No. they’re dying because they’re poor. Farmers starved in US droughts in the 189Os and 1910 but they don’t starve when drought hits now; Saudi Arabia has greened part of its desert to make itself self-sufficient in wheat. So it is clearly money that counts.

The climate in Africa may be changing - we don’t know yet. But what we do know is that more people are dying in droughts than ever before - an average of 23,110 people per year died in droughts in the 1970s. compared with only 1,010 per year in the 1960s.

This is partly explained by the increased frequency of droughts - the number grew from 5.2 droughts per year in the world in the 1 960s to 9.7 per year in the 1 970s. But the reason so many more die in each drought is that people are being pushed into poverty - the weather simply tips them over the brink.




Myth Three:

We’d all like to think that scientific progress could cure our ills. And solving the world’s food problem might seem easy compared with sending rockets to Venus.

But science’s solution to global hunger – the Green Revolution – has been no solution at all.
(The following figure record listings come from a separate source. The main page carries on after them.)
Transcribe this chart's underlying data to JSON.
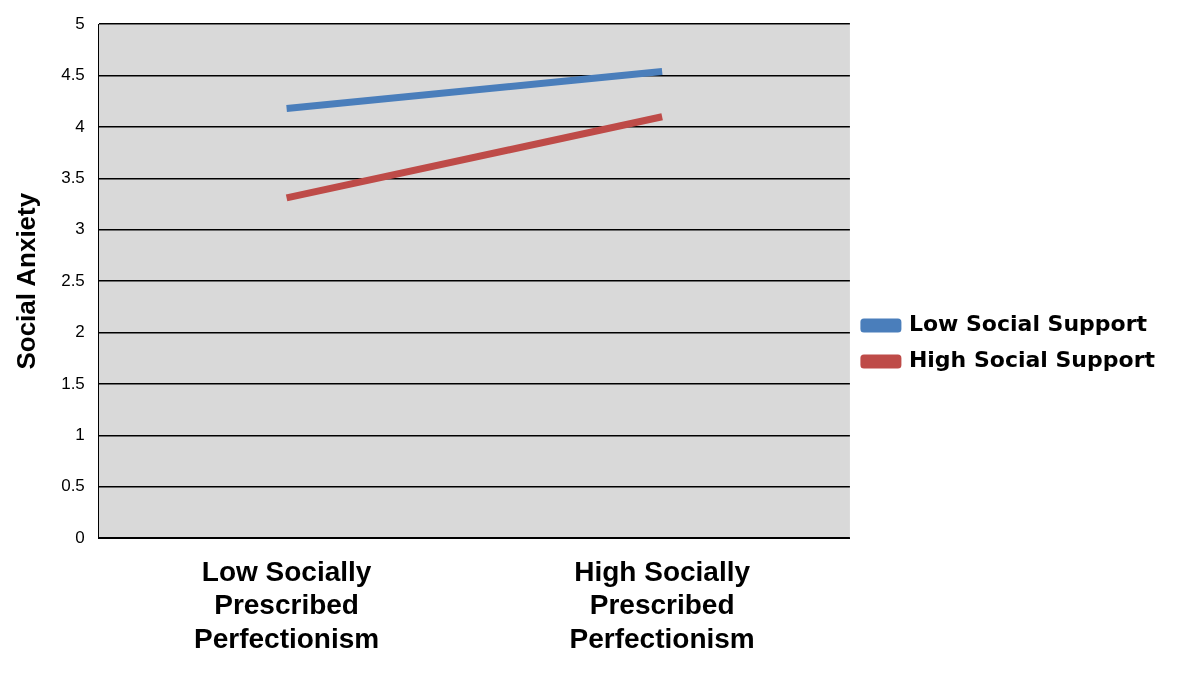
{
  "chart_data": {
    "type": "line",
    "ylabel": "Social Anxiety",
    "categories": [
      "Low Socially Prescribed Perfectionism",
      "High Socially Prescribed Perfectionism"
    ],
    "series": [
      {
        "name": "Low Social Support",
        "color": "#4a7ebb",
        "values": [
          4.18,
          4.54
        ]
      },
      {
        "name": "High Social Support",
        "color": "#be4b48",
        "values": [
          3.31,
          4.1
        ]
      }
    ],
    "ylim": [
      0,
      5
    ],
    "yticks": [
      0,
      0.5,
      1,
      1.5,
      2,
      2.5,
      3,
      3.5,
      4,
      4.5,
      5
    ],
    "grid": "y",
    "legend": "right",
    "marker": "none",
    "line_style": "solid"
  }
}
In fact in some places it has made the gulf between rich and poor wider.

How can that be? The Green Revolution introduced seeds that yielded bigger crops

Yes, but high-yield seeds only work if they’re in laboratory-like conditions. They need artificial fertilizer and an irrigation system that’s beyond the means of a small farmer.

Even so, more food is grown and that must be good for everyone.

Not necessarily. Take two farmers one with barely enough land to eke out a living, while the other is rich in land and capital. Both are persuaded of the value of high-yield seeds. But the first has no money for the fertilizer the new seeds need, and is too poor for the bank to offer a loan. So while the large farmer has a bumper harvest, the small one grows the same of less than usual – and has to sell at a lower price due to the market glut. Eventually the poor farmer will have to sell out to the rich to make ends meet.

A neat story, but you can’t deny that science has turned down India from a basket-case into a country that can feed itself.

It’s true that India, once the symbol of famine, is now a net food exporter. And that must be good – it has been freed from the draining indignity of food aid and imports. But no-one would deny that poor Indians are still hungry. When new agricultural techniques are injected into an unequal society then the gap between rich and poor widens – even is more food is grown.